Доводы в пользу брака с Гуго появлялись у ней при всяких случаях. Если кому-нибудь случалось быть в церкви, и он в разговоре упоминал об этом, она говорила:
— Обрати внимание, Каролина: до войны в нашей церкви пел прекрасный хор из мужских и женских голосов, мужчин и женщин было поровну. А теперь: кроме женщин, поет один учитель, да и тот только подтягивает. Во всей деревне нет мужчин, милая моя. Бедным девушкам не за кого будет, выходить замуж…
По пятницам, выходя после обеда в поле, она рассказывала об утренней суете у хлебной печи:
— Было превесело. Ригерша пекла черный, а белую муку ухлопала на печенье, чтобы послать мужу на фронт — такие нежности. Я на этот раз попробовала полубелый с тонкой корочкой. Прямо ужас смотреть, сколько ячменя подсевает Марта в хлеб для работников… Если бы ты пекла сама для себя, ты бы сразу заметила разницу…
Если Каролина выходила на работу, перемогая слабость, Берта не упускала случая заметить:
— Тебе только тридцать пять, а ты уже падаешь с ног. Я с ужасом думаю, что останется от тебя к сорока годам, если так пойдет дальше.
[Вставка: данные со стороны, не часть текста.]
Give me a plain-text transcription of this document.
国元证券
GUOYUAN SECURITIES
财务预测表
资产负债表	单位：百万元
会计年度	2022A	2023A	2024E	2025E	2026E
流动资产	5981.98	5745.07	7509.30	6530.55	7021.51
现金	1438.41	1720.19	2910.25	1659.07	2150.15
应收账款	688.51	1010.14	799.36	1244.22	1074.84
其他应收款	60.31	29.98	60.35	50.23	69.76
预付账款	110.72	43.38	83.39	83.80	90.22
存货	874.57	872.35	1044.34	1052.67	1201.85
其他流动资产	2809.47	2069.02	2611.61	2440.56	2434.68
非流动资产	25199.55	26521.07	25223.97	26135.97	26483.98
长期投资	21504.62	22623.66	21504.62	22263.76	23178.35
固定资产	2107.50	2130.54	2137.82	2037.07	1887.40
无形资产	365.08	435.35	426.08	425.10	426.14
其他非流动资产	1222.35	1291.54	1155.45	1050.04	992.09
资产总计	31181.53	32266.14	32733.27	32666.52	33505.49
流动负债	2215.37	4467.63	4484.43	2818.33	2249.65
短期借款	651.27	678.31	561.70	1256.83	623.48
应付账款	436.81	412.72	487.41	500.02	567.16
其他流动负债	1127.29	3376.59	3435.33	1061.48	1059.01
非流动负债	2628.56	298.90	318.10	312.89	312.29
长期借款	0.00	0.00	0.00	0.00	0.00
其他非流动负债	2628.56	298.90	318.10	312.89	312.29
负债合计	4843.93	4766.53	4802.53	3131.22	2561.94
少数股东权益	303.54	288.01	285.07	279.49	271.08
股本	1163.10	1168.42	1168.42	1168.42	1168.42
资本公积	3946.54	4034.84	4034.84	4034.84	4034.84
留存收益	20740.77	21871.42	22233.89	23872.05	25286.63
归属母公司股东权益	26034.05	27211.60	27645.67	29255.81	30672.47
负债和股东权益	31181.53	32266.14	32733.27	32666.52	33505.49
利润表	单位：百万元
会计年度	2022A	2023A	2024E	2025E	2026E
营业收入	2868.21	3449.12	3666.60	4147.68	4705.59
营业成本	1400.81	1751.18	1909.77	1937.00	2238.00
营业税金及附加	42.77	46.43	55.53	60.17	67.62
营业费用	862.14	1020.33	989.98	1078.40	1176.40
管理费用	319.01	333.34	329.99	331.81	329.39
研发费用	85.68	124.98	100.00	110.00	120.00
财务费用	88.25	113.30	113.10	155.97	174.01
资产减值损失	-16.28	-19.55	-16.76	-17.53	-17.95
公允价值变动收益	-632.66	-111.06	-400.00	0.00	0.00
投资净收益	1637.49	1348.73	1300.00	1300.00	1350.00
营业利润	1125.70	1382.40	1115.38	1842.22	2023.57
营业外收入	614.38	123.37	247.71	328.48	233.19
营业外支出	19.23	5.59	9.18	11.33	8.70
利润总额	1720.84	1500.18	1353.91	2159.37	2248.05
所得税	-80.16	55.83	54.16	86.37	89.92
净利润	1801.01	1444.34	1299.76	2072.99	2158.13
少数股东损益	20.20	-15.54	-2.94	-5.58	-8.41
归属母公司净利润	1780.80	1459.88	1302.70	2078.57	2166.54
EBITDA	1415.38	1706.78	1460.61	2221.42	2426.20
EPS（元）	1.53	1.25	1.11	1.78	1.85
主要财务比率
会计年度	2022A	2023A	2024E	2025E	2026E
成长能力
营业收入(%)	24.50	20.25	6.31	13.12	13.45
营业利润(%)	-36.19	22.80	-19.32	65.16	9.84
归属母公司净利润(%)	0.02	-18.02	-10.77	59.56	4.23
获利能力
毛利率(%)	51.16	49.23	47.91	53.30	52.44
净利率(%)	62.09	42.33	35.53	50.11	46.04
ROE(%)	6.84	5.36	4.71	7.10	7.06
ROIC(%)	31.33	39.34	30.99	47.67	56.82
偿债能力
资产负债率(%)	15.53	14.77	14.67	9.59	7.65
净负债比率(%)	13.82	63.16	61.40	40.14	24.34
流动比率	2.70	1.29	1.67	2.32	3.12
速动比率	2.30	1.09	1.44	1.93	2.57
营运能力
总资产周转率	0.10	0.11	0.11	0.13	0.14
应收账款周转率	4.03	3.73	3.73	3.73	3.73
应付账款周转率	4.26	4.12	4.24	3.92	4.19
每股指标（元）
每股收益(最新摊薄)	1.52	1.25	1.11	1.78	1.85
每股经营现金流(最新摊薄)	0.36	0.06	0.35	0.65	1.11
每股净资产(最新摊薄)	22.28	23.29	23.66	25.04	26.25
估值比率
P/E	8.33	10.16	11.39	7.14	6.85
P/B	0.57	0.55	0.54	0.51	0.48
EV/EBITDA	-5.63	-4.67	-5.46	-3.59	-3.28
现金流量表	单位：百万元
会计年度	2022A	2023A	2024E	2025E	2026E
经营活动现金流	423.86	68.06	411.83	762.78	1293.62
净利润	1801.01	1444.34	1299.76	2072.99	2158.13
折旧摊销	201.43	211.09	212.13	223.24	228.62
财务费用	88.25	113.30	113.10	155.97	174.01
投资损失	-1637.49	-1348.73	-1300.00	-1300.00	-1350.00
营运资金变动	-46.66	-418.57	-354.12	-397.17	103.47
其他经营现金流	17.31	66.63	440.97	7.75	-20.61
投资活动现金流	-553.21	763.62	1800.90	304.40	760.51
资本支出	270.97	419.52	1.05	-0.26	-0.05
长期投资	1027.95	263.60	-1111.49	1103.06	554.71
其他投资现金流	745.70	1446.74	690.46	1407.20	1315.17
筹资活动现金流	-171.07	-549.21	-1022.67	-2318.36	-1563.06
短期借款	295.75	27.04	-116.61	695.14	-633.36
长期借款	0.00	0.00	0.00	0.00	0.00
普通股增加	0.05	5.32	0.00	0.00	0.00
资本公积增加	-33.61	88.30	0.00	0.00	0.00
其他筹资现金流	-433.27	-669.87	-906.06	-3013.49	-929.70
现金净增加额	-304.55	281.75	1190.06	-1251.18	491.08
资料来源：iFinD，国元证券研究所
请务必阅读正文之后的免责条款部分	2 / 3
Каролина молчала. Ей нечего было возражать сестре, перед которой она была так же бессловесна, как Анне-мари перед ней самой. И все-таки брак с нелюбимым клейменым человеком казался ей слишком обидным жребием, чтобы подчиниться ему без сопротивления.
Гуго ничего не требовал. Он поверял Берте свои планы и ждал. Казалось, он понимал, что он не в праве чего-либо требовать. И даже, если он замечал, что в дверь Каролины прошел Игнат, он молчал. В таких случаях он уходил к себе в конюшню и там, прячась от людей, плакал. Это были покорные слезы нищеты, у которой другие, шутя, отнимают последнее.
Берта однажды застала его в конюшне в таком состоянии и затем сейчас же прошла к Каролине для решительного разговора. Нравственное негодование придавало ее доводам особенный вес. Положение и на этот раз осталось невыясненным, но, хотя еще ничего не было решено между Гуго и Каролиной, дверь Каролины отныне была заперта для Игната. Берта настояла на этом: раз Каролина еще не ответила Гуго окончательно, раз она еще думает, она не должна испытывать его терпение.
И кроткий взгляд Гуго после этого случая, стал еще светлее, в то время как Игнат задумался и насторожился.